Bad writing about sex is worse than terrible intercourse. There’s so much horrific writing about sex that in 1993, Britain’s Literary Review posted an annual Bad Sex in Fiction award to “draw attention to the crude, tasteless, regularly perfunctory use of redundant passages of sexual description in the cutting-edge novel, and to deter it.” Well, maybe that’s a moderate exaggeration. But don’t we all groan when encountering a passage with heaving breasts and fiery loins amid an otherwise flawless novel?
As a family newspaper, I can’t provide an excerpt from James Frey’s “Katerina,” winner of the 2018 Bad Sex in Fiction first prize. Here’s a snippet from 2017 runner-up Venetia Welby’s novel, “Mother of Darkness,”: “The inexperienced grass curls around Tera’s left breast as she curves her smooth physique around Matty’s diabolical torso like a vine. Paralyzed, complete, the marble statue of the lovers allows itself to be painted using the dawn’s lurid orange spillage.” Longtime Bay Area novelist and writing teacher Ellen Sussman, creator of “Dirty Words: A Literary Encyclopedia of Sex,” says, “I think that in writing approximately sex, writers can faucet into unexplored territory. They push beneath the surface of relationships, of ardor, of our urges, wants, and desires.”
Sussman doesn’t turn away from writing approximately intercourse in her novels (“A Night Like This,” “A Wedding in Provence,” “French Lessons,” “The Paradise Guest House”) and explains she tries to study the subject from a slant in place of instantly on. “I try to focus on something aside from the genitals … otherwise, we get into the whole throbbing member aspect.” Sussman makes an amazing point. Elizabeth Benedict, inside the establishing of her book “The Joy of Writing Sex,” charges from a letter Anais Nin wrote to a man paying her $1 a web page to jot down erotic testimonies: “Sex needs to be blended with tears, laughter, words, guarantees, scenes, jealousy, envy, all the spices of fear, foreign tour, new faces, novels, tales, desires, fantasies, tune, dancing, opium, wine.”

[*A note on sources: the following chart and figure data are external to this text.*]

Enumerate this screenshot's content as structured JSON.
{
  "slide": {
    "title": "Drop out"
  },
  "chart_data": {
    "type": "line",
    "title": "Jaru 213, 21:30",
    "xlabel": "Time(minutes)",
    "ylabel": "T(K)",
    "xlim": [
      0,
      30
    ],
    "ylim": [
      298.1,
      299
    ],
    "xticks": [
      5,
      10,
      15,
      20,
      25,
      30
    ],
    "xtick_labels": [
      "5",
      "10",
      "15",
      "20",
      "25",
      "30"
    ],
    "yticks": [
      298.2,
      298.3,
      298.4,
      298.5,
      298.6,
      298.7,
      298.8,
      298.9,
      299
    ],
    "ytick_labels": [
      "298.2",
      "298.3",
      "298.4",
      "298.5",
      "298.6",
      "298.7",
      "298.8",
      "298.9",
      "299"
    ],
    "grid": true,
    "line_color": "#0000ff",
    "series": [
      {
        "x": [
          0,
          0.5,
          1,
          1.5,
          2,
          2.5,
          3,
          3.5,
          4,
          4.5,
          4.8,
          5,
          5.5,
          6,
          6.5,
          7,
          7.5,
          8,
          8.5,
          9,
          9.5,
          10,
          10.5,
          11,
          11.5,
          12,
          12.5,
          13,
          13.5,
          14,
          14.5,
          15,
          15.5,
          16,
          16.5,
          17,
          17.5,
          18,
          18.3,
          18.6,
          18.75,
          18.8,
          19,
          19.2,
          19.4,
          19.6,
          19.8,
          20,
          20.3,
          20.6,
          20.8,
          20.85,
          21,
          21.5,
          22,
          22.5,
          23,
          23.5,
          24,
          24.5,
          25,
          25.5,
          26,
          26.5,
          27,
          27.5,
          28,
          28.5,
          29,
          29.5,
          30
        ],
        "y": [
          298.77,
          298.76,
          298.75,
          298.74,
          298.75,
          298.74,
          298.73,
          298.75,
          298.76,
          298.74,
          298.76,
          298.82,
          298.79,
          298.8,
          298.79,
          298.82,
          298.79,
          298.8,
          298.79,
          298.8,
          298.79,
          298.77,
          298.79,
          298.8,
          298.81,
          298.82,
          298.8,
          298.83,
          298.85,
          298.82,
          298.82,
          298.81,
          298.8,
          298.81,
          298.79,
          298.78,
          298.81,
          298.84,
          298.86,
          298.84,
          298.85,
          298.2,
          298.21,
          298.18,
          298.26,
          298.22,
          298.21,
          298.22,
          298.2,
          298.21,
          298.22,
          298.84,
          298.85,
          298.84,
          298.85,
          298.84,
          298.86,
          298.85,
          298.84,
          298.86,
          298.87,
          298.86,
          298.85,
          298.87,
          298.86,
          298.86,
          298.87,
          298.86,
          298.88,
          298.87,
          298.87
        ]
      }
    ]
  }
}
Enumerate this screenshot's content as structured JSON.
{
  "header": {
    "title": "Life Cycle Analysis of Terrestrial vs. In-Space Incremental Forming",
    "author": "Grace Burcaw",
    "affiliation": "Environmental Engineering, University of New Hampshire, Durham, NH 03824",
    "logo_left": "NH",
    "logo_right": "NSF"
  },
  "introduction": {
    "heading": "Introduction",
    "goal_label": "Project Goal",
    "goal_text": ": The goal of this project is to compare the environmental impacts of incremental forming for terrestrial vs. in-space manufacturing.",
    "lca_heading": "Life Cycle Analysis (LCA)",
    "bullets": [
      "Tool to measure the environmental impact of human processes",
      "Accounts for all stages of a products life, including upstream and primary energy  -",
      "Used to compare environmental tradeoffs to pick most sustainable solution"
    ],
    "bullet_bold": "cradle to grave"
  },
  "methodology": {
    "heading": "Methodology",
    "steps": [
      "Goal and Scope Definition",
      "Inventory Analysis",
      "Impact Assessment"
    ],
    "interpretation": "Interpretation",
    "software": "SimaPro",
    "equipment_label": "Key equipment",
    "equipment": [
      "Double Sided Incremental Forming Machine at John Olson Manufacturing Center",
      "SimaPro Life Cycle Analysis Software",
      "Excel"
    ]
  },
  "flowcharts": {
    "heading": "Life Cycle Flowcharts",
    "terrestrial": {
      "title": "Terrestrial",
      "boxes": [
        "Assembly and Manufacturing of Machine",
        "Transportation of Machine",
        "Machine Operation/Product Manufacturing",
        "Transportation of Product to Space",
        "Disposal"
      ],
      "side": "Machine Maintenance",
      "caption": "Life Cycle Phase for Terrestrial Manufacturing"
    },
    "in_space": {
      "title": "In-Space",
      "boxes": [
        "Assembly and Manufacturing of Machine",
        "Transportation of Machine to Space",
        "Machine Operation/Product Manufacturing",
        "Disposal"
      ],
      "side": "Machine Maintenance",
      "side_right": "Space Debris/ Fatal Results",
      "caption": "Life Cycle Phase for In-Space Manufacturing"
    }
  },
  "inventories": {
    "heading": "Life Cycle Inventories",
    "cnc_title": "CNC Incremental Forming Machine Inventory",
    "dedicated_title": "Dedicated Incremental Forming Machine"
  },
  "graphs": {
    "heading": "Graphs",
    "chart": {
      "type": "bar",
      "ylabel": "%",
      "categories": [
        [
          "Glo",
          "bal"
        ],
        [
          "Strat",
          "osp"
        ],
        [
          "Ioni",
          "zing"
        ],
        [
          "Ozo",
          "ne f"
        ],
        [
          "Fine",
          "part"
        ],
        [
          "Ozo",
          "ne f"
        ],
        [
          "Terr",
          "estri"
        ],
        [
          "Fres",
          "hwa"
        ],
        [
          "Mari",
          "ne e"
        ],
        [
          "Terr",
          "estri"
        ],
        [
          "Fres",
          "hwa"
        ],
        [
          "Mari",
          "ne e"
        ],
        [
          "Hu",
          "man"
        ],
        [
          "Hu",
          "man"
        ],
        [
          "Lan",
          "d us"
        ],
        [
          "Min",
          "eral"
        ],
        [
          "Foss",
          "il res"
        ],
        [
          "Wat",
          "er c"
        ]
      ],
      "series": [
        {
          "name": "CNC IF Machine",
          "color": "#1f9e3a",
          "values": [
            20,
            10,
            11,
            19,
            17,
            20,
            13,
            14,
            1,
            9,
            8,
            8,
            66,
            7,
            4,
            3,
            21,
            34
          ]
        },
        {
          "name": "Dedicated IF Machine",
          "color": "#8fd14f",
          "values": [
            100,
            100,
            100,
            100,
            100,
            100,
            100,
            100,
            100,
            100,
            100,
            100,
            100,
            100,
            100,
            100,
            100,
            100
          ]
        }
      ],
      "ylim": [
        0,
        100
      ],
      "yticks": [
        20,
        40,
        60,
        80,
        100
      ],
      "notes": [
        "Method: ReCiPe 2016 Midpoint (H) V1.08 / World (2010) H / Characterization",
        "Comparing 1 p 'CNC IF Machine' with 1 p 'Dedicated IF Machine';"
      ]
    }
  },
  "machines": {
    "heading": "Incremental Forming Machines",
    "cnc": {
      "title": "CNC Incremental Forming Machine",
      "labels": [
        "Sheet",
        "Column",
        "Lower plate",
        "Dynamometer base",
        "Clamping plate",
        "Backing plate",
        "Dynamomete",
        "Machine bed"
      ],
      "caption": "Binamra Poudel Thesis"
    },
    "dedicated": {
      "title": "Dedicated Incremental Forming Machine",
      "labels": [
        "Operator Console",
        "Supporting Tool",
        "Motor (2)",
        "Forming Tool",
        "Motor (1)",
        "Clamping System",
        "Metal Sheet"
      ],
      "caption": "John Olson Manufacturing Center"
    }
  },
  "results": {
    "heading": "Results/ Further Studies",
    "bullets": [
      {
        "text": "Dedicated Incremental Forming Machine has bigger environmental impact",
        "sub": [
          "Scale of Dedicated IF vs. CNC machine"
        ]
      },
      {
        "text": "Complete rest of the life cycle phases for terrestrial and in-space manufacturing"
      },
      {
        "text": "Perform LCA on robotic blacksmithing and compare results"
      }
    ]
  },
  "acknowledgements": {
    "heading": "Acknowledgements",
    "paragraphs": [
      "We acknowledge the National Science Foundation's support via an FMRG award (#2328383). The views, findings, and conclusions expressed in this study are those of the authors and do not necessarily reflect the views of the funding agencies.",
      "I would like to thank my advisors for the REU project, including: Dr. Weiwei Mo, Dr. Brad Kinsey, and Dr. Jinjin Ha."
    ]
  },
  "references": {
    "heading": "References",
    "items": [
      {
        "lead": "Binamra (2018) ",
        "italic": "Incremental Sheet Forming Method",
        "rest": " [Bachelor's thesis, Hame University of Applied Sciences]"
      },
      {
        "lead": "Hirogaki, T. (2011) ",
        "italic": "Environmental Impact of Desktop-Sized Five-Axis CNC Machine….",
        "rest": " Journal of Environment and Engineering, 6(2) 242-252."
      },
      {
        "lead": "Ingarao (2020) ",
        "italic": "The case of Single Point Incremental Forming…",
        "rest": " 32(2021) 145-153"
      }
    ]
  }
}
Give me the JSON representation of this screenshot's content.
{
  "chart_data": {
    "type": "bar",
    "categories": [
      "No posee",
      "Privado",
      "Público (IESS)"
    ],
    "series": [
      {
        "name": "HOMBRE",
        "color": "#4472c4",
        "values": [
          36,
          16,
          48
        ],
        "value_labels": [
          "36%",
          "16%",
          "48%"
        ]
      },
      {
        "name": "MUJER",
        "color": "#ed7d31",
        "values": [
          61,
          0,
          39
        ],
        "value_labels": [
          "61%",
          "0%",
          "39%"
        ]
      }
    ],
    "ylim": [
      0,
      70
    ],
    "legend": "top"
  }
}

So it seems that fine writing comes with a less-is-more technique vis-a-vis the real bodily act and more-is-extra concerning the context. In Kent Haruf’s quiet, lovable “Our Souls at Night,” the two essential characters, 80-somethings, revel in intimacy long before intercourse. And after they eventually do, it’s described with notable restraint — and all the more impactful.
Any opinion about the fine of writing about sex relies upon the reader’s orientation. A straight guy reads a sex scene rather than a bisexual lady or a trans person. The same possibly goes for the cultural direction of the reader, although it is debatable that awesome sex writing, like first-rate intercourse, transcends many obstacles. Some of the best, more explicit literary sex I’ve examined is written using homosexual girls. Jeanette Winterson’s “Written at the Body” is one such instance. Also, Dorothy Allison’s “Two or Three Things I Know for Sure” and Sarah Waters’ “Tipping the Velvet.”